Integrity of the data is another traditional backup solution problem. Since backup creation is a lengthy process, especially if it is a full backup of a large dataset, the longer it takes, the more likely it is for the integrity to suffer. We would not have the state of the whole dataset at a certain time but in a couple of minutes or hours (the duration of the backup creation). Some files might change during this time interval, and the integrity of the whole dataset gets compromised. There are ways to achieve integrity even with traditional backup solutions, but they will add complexity, cost, and time.

CDP solutions never scan the disc and work live whenever data changes. They are active at all times and require some kind of an agent which stays online and deals with the data. This is expensive and complex to build and maintain. It is similar to antivirus solutions and inherits their limitations, like the fact that the agent might stop working, it consumes resources constantly, and others.

Making a good working sparing CDP solution is complicated and this is why businesses avoid it until they reach a point where traditional solutions simply cease to work. Because of their complexity, CDPs are usually high-end and tailored to large enterprises.

Our Solution

Most traditional solutions working with snapshots of the dataset have just moved their storage to the cloud, but have not really changed their operations. The same solutions which worked with physical tapes before are now working with cloud buckets – that is the only adoption of the cloud they are making. It does introduce much better redundancy and high availability of the “tapes”, but it is still not good enough for us.

In the tapes’ world, CDP was simply impractical. You couldn’t create and store a new tape for each file or folder change as there would be simply too many for you to to keep track of. In addition, restoration would be almost impossible. With the help of the cloud, however, CDP became usable.

According to our table, CDP is clearly the more flexible and powerful backup strategy. The prep cost is minimal because we track all changes. It is paid in multiple small pieces on each change. The granularity can be significantly lower than any traditional option – almost instant even, as it only has some practical limits.
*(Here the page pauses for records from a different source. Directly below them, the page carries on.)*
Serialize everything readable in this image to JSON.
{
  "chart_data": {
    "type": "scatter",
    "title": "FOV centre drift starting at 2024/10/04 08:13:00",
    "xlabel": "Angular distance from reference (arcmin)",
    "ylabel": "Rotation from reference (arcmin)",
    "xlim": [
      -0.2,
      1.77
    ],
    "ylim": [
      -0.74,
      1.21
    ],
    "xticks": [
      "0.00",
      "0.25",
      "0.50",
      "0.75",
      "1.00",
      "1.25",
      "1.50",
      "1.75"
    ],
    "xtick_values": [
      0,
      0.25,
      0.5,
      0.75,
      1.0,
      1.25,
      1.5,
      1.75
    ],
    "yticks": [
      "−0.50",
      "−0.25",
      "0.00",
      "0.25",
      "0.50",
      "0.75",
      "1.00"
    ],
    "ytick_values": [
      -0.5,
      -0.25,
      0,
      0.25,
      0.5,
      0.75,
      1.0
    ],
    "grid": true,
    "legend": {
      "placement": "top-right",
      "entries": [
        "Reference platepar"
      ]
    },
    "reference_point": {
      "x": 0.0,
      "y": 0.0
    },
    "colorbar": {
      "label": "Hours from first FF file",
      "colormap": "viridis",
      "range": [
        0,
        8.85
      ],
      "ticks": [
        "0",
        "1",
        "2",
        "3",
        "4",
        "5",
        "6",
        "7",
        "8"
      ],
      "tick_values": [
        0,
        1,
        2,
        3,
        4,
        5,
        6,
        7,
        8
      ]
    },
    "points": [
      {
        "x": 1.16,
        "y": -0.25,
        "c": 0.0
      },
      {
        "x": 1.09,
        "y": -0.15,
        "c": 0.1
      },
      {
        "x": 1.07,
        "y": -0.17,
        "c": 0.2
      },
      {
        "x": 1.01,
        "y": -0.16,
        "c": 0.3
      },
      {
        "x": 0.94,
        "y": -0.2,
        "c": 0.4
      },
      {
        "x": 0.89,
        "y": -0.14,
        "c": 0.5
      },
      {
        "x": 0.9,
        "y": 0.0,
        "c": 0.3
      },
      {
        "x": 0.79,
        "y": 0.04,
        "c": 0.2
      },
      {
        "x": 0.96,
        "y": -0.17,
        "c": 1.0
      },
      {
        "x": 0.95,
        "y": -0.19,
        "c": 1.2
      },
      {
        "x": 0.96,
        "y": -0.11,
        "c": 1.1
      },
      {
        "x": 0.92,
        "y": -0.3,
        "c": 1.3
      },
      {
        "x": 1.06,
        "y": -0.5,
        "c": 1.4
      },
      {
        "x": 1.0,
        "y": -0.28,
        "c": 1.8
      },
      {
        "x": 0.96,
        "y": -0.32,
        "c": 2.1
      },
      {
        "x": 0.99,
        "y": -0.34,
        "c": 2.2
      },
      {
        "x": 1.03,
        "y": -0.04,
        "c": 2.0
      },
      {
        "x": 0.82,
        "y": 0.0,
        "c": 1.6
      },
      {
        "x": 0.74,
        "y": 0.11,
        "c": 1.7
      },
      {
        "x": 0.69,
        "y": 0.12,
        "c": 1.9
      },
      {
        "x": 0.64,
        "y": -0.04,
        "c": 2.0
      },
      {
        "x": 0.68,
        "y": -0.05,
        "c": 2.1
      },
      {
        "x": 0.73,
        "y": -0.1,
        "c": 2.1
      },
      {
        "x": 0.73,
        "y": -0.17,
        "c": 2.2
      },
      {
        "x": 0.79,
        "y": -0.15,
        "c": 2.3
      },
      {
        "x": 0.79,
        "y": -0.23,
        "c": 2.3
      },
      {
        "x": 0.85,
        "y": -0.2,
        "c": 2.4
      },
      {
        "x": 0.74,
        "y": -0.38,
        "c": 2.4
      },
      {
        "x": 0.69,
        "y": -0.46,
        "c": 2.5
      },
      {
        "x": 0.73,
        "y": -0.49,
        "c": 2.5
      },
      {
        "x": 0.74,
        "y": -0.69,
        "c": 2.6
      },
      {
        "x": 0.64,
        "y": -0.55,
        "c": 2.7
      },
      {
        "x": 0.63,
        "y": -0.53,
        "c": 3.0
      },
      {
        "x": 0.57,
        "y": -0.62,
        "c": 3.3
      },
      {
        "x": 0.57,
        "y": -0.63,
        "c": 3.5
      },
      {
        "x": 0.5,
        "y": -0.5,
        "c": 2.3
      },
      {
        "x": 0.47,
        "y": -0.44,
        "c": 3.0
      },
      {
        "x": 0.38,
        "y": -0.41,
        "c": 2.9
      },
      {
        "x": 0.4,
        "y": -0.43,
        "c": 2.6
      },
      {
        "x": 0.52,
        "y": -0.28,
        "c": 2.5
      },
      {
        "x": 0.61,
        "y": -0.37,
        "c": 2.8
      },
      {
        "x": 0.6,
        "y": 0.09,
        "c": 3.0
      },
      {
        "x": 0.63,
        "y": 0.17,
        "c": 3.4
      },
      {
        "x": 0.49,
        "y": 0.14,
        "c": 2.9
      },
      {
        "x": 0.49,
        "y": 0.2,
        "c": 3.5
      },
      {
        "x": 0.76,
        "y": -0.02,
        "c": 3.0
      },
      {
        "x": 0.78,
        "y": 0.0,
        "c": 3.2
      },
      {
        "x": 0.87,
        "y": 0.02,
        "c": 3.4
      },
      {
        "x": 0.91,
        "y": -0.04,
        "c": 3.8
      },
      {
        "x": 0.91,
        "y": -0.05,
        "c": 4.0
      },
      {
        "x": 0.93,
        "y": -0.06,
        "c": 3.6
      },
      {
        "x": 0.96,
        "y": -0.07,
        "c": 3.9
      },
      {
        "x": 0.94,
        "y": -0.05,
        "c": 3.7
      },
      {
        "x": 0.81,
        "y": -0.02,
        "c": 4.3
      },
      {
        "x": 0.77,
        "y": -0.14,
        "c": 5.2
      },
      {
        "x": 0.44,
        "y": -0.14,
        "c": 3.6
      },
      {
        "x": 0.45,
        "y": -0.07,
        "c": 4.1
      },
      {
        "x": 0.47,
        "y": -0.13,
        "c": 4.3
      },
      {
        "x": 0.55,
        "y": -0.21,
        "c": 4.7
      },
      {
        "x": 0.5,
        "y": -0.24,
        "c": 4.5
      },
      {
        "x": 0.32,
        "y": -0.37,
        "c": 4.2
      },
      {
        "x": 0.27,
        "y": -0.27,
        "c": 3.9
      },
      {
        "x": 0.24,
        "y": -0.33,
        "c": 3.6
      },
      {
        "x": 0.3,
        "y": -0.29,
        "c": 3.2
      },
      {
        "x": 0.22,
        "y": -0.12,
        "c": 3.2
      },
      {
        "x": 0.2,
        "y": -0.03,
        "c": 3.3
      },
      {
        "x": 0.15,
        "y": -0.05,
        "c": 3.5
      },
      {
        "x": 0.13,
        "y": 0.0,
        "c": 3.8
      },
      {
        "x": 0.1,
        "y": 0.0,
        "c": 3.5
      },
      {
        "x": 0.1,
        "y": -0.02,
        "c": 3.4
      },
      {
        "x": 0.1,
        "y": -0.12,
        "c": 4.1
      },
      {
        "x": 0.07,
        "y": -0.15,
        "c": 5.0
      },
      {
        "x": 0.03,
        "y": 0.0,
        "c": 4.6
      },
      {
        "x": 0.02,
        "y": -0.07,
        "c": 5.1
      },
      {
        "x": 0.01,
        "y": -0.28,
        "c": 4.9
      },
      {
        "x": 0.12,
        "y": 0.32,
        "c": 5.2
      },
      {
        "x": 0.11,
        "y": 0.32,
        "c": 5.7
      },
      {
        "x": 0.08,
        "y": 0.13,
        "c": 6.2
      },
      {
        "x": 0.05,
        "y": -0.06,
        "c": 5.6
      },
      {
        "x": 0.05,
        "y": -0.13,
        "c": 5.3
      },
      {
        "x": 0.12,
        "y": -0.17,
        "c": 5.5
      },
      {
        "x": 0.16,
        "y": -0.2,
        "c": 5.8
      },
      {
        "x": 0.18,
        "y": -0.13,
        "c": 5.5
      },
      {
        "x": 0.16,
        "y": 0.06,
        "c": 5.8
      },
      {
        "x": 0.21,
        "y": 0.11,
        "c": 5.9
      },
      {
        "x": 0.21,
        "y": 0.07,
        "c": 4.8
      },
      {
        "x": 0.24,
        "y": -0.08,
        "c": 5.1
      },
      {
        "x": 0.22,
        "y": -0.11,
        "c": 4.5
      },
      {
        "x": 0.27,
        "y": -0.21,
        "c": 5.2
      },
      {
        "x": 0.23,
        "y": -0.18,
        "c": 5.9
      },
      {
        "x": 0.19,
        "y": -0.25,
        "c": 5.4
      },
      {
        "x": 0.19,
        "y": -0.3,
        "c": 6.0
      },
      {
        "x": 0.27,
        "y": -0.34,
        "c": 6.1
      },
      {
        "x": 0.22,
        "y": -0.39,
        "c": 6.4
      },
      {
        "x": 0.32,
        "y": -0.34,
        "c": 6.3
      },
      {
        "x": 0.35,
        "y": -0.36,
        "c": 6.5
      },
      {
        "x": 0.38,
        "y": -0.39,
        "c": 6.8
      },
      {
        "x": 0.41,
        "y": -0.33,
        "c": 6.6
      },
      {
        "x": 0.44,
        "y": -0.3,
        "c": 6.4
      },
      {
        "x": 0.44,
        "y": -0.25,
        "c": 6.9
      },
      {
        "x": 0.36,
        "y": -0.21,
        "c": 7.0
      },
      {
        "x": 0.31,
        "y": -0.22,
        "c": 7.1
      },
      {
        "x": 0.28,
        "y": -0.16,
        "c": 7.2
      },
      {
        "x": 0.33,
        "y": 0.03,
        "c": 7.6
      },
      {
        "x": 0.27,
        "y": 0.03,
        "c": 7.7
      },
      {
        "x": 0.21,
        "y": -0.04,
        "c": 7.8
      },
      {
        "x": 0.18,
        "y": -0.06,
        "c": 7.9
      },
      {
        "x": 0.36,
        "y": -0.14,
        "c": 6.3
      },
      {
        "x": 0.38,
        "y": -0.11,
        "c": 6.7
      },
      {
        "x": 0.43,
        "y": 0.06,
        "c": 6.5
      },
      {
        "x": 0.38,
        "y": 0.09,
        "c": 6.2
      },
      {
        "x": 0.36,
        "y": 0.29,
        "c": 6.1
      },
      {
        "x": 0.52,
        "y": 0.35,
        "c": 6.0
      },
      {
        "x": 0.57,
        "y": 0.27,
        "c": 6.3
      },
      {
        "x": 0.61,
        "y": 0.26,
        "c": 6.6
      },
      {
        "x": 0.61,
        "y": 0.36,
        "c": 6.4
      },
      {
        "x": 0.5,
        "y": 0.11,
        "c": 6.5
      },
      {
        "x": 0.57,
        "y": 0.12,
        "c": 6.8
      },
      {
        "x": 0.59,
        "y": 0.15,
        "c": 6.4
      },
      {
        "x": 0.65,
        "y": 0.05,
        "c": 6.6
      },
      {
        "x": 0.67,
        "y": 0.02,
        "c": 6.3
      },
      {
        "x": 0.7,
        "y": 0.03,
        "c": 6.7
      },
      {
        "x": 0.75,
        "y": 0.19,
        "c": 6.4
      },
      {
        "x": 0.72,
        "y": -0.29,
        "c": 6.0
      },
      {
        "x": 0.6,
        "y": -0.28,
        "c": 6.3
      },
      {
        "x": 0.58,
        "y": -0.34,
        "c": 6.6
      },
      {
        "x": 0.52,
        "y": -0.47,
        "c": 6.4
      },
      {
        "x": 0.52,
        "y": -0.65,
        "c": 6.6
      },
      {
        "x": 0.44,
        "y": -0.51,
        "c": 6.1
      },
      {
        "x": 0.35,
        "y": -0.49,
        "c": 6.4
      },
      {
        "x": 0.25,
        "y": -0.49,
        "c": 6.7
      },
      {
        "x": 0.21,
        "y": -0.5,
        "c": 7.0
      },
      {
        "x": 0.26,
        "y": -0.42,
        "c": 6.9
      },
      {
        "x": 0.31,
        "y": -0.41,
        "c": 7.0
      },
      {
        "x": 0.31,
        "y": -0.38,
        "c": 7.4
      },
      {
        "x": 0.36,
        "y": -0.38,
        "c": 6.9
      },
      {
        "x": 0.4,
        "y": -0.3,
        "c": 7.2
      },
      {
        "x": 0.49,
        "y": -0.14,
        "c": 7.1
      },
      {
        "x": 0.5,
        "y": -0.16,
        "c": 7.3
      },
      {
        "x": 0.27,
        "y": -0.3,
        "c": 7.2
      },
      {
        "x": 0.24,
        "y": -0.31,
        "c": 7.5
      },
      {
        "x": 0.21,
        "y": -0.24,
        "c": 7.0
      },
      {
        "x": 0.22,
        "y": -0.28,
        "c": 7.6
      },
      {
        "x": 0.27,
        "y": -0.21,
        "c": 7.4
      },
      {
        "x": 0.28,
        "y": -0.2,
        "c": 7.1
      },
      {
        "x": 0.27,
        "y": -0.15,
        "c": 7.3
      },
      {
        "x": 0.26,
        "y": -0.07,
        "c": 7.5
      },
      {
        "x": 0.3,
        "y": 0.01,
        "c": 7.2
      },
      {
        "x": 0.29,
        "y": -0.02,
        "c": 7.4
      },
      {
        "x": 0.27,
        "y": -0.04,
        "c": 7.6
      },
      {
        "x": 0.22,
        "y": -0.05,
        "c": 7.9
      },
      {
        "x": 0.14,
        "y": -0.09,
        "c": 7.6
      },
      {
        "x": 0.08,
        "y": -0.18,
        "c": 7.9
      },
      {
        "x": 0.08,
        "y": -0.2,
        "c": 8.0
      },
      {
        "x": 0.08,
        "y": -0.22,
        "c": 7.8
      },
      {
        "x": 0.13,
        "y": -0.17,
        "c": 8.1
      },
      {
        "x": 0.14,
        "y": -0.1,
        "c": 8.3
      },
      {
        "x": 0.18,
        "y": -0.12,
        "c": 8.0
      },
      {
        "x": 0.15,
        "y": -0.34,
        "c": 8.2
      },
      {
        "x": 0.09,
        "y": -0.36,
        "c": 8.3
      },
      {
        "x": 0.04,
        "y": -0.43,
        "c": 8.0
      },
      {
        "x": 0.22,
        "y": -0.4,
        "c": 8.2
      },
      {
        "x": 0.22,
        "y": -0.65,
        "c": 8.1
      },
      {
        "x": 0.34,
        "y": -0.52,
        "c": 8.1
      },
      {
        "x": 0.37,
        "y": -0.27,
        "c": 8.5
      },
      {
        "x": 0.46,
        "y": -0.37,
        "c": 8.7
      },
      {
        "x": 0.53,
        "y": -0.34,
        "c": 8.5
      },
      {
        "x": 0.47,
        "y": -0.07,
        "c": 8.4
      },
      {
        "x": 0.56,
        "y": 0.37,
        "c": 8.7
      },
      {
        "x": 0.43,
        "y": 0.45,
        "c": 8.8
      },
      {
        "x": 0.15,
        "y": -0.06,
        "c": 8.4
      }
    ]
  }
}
While we can reduce it to one second, an hour is good enough for any use case. You are also able to create policies and replicate changes in some folders more frequently than in others. The upkeep cost is very low, and since we replicate individual files, we can lay the foundation for complex versioning strategies. Restoration cost is also minimal and could be further reduced thanks to our partial restoration feature.

We’ve put a lot of effort into making a usable CDP solution and a much better backup option. This was possible because we took advantage of all the new features supported by the cloud providers, and we benefited from the knowledge and growth of OS providers (Microsoft) which allowed them to enhance their antivirus solutions. Therefore, our solution turned out cheaper and lighter. We lowered the “High” complexity from the last row of the table and made it into a “Medium”.

What we achieved with Tiger Bridge was the ability to restore certain files whenever needed, and to the particular time of interest. With traditional backup solutions, it is really hard to recover just a few files or folders – it usually even requires a systems administrator’s help.

In general, our CDP implementation allows you to do things that are simply impossible with traditional backup solutions, like restoring a file to a certain time point, or taking a version of one file from one time and a version of another file from a different time.